Черт побери, и это город моего детства? Пожалуй… Редко доезжал я на трамвае дальше Даниловского рынка или Большой Полянки, где был Дом пионеров. Помню в окрестностях целые кварталы разрушенных в войну домов. Если и видел что-то еще — это в память не запало.

Но в том-то и дело: и дымящуюся черную трубу, и пустырь напротив, и трехцветную речку Вонючку (о которой чуть дальше) я вспоминаю с тем же добрым чувством, с каким Эрих Кестнер, допустим, вспоминал волшебно-прекрасный Дрезден своего детства: «Если я действительно обладаю даром распознавать не только дурное и безобразное, но также и прекрасное, то потому лишь, что я вырос в Дрездене. Не из книг узнавал я, что такое красота. Мне дано было дышать красотой, как детям лесника — напоенным сосной воздухом».

Снова и снова вглядываюсь в себя, стриженного под нуль, тощего, дышавшего многие годы детства запахом горячей мочи от черной трубы, копотью от уродливых заводов, вонью реки Вонючки… Как это отпечаталось на моем человеческом устройстве, вкусах, характере? Что-то тут не так просто. Надо подумать.

Пейзажи моего детства

Что было для меня в детстве природой?
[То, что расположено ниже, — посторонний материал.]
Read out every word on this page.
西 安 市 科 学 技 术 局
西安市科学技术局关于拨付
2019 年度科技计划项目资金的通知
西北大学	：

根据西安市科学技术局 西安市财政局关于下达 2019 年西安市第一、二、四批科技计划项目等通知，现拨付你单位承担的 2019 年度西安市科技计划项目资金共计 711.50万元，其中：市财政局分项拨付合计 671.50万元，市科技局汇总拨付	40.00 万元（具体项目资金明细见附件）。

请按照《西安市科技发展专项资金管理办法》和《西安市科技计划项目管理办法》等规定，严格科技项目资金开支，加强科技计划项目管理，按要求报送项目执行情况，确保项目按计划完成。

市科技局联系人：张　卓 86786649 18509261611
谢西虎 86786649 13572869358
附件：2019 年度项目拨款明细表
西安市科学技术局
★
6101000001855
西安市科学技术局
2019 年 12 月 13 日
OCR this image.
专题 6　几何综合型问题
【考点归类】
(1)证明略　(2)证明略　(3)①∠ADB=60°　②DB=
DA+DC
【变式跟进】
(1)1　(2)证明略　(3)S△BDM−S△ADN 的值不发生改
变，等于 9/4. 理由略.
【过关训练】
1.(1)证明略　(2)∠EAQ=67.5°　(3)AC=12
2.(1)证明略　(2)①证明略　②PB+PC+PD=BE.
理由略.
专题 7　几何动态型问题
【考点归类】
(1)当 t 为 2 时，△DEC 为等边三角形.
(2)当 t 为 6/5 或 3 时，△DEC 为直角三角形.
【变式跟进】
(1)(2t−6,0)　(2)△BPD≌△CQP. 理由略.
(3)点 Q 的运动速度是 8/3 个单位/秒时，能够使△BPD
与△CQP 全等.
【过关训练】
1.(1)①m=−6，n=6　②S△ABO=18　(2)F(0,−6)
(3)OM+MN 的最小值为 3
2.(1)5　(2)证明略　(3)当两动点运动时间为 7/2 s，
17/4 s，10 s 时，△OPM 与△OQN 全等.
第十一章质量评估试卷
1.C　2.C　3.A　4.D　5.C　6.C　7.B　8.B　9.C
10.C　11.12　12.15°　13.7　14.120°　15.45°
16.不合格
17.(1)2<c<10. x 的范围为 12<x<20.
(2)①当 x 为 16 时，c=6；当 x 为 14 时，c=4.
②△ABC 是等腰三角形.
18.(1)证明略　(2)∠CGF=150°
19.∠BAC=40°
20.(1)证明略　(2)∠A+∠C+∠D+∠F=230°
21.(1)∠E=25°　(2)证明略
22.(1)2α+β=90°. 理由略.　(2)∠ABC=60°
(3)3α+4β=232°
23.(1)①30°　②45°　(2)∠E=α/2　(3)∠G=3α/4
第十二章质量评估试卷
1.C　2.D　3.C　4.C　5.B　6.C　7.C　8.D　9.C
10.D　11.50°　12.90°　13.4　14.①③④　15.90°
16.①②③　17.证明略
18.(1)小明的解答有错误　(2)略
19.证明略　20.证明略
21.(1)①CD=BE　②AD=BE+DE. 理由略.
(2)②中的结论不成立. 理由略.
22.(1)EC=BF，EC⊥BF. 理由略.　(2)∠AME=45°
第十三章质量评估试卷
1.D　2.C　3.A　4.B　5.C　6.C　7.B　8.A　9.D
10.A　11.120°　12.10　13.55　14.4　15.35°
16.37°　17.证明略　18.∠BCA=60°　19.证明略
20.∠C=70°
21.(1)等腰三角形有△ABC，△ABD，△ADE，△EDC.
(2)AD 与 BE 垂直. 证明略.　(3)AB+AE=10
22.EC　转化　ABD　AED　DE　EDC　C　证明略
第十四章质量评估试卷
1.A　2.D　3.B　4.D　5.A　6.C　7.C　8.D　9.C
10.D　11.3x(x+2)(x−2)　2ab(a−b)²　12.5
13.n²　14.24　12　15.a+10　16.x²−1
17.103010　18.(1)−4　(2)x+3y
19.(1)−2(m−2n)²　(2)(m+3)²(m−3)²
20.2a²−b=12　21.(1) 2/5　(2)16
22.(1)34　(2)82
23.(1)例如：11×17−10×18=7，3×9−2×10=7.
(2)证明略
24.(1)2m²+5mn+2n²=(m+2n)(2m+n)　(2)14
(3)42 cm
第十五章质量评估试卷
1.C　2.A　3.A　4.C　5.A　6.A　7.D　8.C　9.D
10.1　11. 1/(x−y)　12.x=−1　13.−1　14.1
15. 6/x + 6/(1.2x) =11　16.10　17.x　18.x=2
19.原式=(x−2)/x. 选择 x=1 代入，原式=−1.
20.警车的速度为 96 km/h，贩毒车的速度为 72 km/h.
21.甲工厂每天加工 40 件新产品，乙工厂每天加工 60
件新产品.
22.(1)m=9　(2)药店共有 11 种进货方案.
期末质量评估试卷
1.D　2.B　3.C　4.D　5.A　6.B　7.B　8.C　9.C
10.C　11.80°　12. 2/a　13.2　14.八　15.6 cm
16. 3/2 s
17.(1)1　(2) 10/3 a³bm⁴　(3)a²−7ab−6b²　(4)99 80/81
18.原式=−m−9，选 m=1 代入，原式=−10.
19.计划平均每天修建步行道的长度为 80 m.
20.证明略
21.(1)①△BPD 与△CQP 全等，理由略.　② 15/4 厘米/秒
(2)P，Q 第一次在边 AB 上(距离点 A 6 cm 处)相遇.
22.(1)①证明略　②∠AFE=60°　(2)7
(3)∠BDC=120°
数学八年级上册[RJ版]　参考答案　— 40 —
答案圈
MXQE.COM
Откос окружной железной дороги, поросший вьюнками; мы называли их граммофончиками (сюда приходили, чтобы помахать рукой машинисту). Пустырь напротив; цветы и травы, прораставшие там среди камней и мусора, до сих пор знаю лучше, чем всю флору последующих лет: подорожник, белый клевер, который мы называли кашкой, куриная слепота (было известно: если сок попадет в глаз — ослепнешь; никто, впрочем, не проверял), ромашка, полынь; в канавах лебеда, лопухи, крапива. А во дворе событием стал однажды проросток картофеля у заводского забора: белый, мертвенный, хрупкий.

Недалеко от наших домов в Москву-реку впадала река Вонючка. Я видел это название и на одной городской карте, на всех других река звалась Котловка; сейчас она упрятана в трубу. Эта река действительно благоухала изрядно и каждый день меняла свой цвет: буро-зеленый, буро-желтый, буро-красный. Воду красил кожевенный завод, стоявший повыше.

И все же это была природа, такая же значительная, как настоящие леса, луга, сады и реки, в которых можно было купаться.

Да, удивительней всего, пожалуй, убеждаться, что это тоже, оказывается, могло питать душу, что качество этой духовной, так сказать, пищи вовсе не однозначно сказывается на свойствах организма.

Мне вспомнились рисунки детей из концлагеря Терезин. Даже сейчас, когда он превращен в музей, там, кажется, можно сойти с ума. А они рисовали цветы, и солнце, и игры — все, что рисуют дети в другой, нормальной для человека жизни. Воспитатели, поощрявшие их рисовать, надеялись, что они, если выживут, смогут стать полноценными, неискалеченными людьми. И, может, не зря надеялись[2].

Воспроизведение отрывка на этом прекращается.